The timing of expansion and separation of these lineages from the common R1b-M343 trunk (Suppl. Graph. 19) coupled with known admixture events fit some of the previously published ‘shape-shifting’ Nostratic macro-languages (Campbell 1998), as well as roughly the dates published with help of language guesstimates coupled with archaeology (Beridze 2019) and statistical models (Pagel et al. 2013), which essentially predict an earlier separation of Dravidian, followed by that of Kartvelian from the common Eurasiatic superfamily (Figure 4).
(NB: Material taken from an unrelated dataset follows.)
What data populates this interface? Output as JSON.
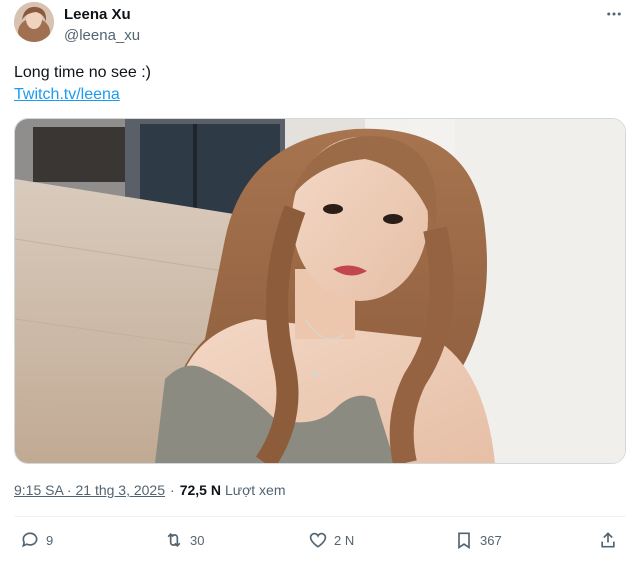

Figure 4. Consensus phylogenetic tree of Eurasiatic superfamily rooted tree with estimated dates of origin of families and of superfamily by Pagel et al. (2013). P proto followed by initials of language family: PD proto-Dravidian, PK proto-Kartvelian, PU proto-Uralic, PIE proto–Indo-European, PA proto-Altaic, PCK proto–Chukchi-Kamchatkan, PIY proto–Inuit-Yupik. Consensus tree rooted using proto-Dravidian as the outgroup. The age at the root is 14.45 ± 1.75 kya (95% CI = 11.72–18.38 kya) or a slightly older 15.61 ± 2.29 kya (95% CI = 11.72–20.40 kya) if the tree is rooted with Proto-Kartvelian.